Nathália Sousa | 26/06/2020 | 05:54

O Programa de Esportes e Atividades Motoras Adaptadas (Peama) forma atletas de alto rendimento para competições nacionais e internacionais, mas, nesta pandemia de coronavírus, os treinos presenciais não podem mais ser realizados e a alternativa encontrada são os treinos em casa, mesmo de forma adaptada.

A treinadora dos paratletas, Thaís Aoki Saito, diz que o Peama começou a repassar os treinos há pelo menos três meses e a quantidade de atividades depende da disponibilidade de cada um. “Eles podem fazer os treinamentos de três a sete vezes na semana, sendo um dos treinos uma atividade mais lúdica, um desafio ou algo diferente, como cozinhar, por exemplo”, comenta.

Sobre o esforço dedicado pelos atletas nos treinos, Thaís conta que no momento não há tanta cobrança. “A intensidade é de leve a moderada. Não passamos treinos muito desgastantes, pois o objetivo é manter eles saudáveis e se exercitando. Exercícios muito intensos diminuem a imunidade, que é o oposto do desejado.”
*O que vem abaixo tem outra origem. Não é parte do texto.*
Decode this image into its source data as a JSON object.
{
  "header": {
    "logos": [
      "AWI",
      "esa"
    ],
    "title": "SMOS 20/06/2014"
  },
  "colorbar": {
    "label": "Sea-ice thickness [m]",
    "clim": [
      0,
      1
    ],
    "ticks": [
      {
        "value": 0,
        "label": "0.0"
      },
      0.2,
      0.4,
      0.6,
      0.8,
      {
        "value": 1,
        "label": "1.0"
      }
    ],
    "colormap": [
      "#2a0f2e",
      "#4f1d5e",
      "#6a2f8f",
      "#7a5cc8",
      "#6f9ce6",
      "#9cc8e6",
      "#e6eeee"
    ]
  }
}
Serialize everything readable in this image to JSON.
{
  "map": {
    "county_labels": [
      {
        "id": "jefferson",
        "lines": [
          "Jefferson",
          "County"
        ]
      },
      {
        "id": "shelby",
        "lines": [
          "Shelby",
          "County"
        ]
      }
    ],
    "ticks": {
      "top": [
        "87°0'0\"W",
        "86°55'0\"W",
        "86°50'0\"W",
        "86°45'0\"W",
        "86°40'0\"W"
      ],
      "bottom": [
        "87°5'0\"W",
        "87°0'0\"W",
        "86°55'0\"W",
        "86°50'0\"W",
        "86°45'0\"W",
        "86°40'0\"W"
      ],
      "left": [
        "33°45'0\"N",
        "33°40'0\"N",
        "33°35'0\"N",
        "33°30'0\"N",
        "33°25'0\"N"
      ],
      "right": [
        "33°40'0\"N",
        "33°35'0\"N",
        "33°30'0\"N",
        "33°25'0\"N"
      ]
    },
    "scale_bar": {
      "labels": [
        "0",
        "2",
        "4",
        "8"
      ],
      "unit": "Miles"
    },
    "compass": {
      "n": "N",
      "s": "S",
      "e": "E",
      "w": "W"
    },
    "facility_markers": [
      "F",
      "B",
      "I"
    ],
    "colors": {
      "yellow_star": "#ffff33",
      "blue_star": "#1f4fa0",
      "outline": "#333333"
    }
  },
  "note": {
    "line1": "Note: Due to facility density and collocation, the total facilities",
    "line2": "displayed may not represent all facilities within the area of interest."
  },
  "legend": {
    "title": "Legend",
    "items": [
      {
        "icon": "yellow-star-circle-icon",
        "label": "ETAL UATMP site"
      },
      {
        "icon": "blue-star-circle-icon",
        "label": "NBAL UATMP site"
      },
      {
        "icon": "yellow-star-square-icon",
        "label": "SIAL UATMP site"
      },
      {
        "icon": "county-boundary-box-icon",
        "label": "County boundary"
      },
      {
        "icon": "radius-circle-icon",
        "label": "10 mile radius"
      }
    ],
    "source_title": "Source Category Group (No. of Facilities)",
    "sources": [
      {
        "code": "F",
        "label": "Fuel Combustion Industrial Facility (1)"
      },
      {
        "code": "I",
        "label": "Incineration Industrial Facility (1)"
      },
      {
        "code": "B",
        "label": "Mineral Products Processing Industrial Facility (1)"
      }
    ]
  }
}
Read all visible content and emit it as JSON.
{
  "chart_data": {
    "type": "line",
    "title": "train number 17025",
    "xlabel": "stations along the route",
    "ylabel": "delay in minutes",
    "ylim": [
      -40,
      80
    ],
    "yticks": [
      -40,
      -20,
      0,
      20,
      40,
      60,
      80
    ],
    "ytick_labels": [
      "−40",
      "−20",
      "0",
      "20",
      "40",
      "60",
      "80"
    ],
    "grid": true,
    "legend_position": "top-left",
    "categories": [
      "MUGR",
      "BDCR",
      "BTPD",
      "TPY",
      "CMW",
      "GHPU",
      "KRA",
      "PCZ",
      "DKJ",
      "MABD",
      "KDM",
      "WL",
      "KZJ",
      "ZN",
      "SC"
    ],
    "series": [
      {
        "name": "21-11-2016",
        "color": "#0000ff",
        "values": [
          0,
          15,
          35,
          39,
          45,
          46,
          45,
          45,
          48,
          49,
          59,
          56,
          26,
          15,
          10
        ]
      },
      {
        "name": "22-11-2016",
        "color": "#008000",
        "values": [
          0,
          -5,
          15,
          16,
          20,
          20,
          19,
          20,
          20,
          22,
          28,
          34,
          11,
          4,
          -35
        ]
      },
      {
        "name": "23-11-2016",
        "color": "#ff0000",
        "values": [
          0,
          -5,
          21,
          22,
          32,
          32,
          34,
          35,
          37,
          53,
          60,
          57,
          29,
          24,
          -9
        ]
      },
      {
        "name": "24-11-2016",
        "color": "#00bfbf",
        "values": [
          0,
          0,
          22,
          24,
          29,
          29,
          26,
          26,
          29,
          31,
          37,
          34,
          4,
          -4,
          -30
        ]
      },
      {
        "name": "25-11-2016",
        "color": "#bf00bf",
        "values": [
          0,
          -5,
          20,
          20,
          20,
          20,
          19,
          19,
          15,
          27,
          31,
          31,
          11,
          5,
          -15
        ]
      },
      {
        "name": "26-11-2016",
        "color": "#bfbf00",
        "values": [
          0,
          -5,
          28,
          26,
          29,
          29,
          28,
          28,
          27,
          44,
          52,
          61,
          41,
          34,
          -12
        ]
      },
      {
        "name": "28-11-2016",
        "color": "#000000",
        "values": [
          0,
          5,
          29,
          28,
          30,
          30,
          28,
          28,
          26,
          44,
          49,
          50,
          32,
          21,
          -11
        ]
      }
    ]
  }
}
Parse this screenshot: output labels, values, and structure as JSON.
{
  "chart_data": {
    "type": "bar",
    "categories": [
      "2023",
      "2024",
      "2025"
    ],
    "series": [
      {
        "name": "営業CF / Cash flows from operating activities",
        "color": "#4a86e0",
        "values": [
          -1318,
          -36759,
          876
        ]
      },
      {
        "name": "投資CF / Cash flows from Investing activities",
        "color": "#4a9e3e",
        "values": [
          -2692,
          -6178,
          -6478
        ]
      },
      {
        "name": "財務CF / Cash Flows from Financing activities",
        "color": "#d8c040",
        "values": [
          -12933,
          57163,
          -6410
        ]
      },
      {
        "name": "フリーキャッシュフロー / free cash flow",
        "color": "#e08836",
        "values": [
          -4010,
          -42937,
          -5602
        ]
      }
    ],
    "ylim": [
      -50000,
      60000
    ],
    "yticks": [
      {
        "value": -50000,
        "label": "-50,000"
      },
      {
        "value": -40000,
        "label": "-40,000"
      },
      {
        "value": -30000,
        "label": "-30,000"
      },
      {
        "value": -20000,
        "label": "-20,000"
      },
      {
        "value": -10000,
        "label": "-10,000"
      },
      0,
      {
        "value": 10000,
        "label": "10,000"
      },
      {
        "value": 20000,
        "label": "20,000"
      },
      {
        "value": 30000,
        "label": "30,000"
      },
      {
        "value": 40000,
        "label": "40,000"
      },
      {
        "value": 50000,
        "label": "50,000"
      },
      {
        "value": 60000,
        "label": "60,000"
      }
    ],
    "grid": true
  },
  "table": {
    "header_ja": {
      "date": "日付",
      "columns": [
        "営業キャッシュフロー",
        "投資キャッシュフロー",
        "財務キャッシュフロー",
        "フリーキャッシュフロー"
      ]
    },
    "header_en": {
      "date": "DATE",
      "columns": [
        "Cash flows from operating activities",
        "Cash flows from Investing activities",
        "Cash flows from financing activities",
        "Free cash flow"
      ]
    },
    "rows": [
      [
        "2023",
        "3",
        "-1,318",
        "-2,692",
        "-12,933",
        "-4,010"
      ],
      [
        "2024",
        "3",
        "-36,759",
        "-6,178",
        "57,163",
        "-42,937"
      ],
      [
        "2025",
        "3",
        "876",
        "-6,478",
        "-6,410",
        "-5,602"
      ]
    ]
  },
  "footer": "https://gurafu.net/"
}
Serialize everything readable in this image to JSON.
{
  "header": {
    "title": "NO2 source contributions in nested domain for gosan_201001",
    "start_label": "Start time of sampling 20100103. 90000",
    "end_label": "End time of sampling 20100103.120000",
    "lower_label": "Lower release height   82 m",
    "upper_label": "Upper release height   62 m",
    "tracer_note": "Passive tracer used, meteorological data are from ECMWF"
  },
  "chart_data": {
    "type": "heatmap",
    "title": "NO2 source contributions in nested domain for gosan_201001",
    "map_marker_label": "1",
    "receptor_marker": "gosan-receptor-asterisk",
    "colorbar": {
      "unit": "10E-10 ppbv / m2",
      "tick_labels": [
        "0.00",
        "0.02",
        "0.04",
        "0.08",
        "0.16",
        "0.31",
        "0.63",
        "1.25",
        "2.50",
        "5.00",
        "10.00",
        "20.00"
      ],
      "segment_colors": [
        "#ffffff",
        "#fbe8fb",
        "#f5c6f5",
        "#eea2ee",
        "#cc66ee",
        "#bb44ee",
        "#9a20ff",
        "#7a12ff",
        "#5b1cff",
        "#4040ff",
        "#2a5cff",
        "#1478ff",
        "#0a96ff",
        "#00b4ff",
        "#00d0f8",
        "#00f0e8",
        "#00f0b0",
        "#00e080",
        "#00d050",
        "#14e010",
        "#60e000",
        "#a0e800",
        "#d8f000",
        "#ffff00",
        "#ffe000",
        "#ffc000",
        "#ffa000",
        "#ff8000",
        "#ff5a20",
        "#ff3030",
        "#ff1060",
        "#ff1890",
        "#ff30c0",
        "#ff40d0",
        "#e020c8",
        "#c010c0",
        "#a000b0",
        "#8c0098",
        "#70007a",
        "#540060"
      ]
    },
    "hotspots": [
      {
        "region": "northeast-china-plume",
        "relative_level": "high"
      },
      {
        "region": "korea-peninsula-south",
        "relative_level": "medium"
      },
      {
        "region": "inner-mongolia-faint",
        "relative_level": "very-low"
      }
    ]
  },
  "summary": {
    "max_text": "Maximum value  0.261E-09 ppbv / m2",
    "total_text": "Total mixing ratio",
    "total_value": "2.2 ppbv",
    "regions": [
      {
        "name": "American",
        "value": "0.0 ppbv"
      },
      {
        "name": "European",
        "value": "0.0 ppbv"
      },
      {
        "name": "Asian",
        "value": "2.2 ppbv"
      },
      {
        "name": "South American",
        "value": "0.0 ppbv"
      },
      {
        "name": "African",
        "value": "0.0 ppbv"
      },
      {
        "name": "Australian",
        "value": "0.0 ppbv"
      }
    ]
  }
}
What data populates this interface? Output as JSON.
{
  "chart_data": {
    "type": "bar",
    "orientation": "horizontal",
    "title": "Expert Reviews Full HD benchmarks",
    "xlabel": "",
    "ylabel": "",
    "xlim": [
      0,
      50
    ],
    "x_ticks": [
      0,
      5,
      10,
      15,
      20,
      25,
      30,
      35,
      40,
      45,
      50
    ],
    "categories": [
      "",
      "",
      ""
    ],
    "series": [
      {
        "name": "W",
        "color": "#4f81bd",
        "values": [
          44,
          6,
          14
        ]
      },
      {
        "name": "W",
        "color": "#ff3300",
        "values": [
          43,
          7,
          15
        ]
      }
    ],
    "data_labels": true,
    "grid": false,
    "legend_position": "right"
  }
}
Para quem está em casa, cada novo desafio é importante. É o caso de Thomaz Ruan de Moraes, de 18 anos, que será o representante de Jundiaí nos 400 m de atletismo na paralimpíada de Tóquio, em agosto de 2021. Ele tem se dedicado durante o isolamento, mesmo sem competições importantes marcadas para este ano. “Não participar de competições é ruim porque a gente precisa ter ritmo de prova. Mesmo classificado, se você não estiver preparado para correr no dia, isso não muda nada. Eu acredito que quando voltarem os treinamentos eu vou recuperar o meu rendimento. Talvez eu até fique melhor e mais forte por causa do tempo que a gente tem”, diz otimista.

Aos 17 anos, Cristian Westemaier Ribeira, atleta de ski e atletismo com cadeira de rodas, tem se esforçado em sua casa, mesmo adaptando o espaço. “Eu faço ski e tive que adaptar o treino usando elástico. Eu uso o rolo para cadeira de rodas para treinar o atletismo e já estou assim há três meses. Todo esporte tem que ter uma rotina de treinos e com estes não é diferente”, diz ele.

Wesley Vinícius dos Santos, de 22 anos, treina atletismo, natação e roller ski no Peama e comenta sobre o rendimento sem poder fazer treinos convencionais e competir. “Eu acho que afeta porque há diferenças. Não tem como ser igual. Acho que pode perder rendimento, perde força, mas é possível recuperar em alguns meses na volta”, diz ele.

ESFORÇO
Além de enviar as recomendações para os atletas que estão em casa, a treinadora Thais pede vídeos para que façam as correções necessárias. “Estamos fazendo algumas aulas on-line e deveremos aliar com os presenciais na volta. Provavelmente terá um período de readaptação aos treinos unindo pista, piscina e musculação para não corrermos o risco deles se lesionarem. Nosso objetivo é preparar o atleta para ter seu melhor desempenho, mas também zelar pela sua integridade”, adianta.

O diretor do Departamento de Esporte Adaptado da Unidade de Gestão de Esporte e Lazer (UGEL) de Jundiaí, César Munir, reforça que, além dos treinos, o Peama oferece equipamentos para os atletas cadeirantes. “Essas cadeiras podem ser usadas em rolos para treinos em casa. Eles podem usar esses rolos que o Peama emprestou e a Thaís passa os treinos. Mas é lógico que a qualidade do treino é diferente”, conta.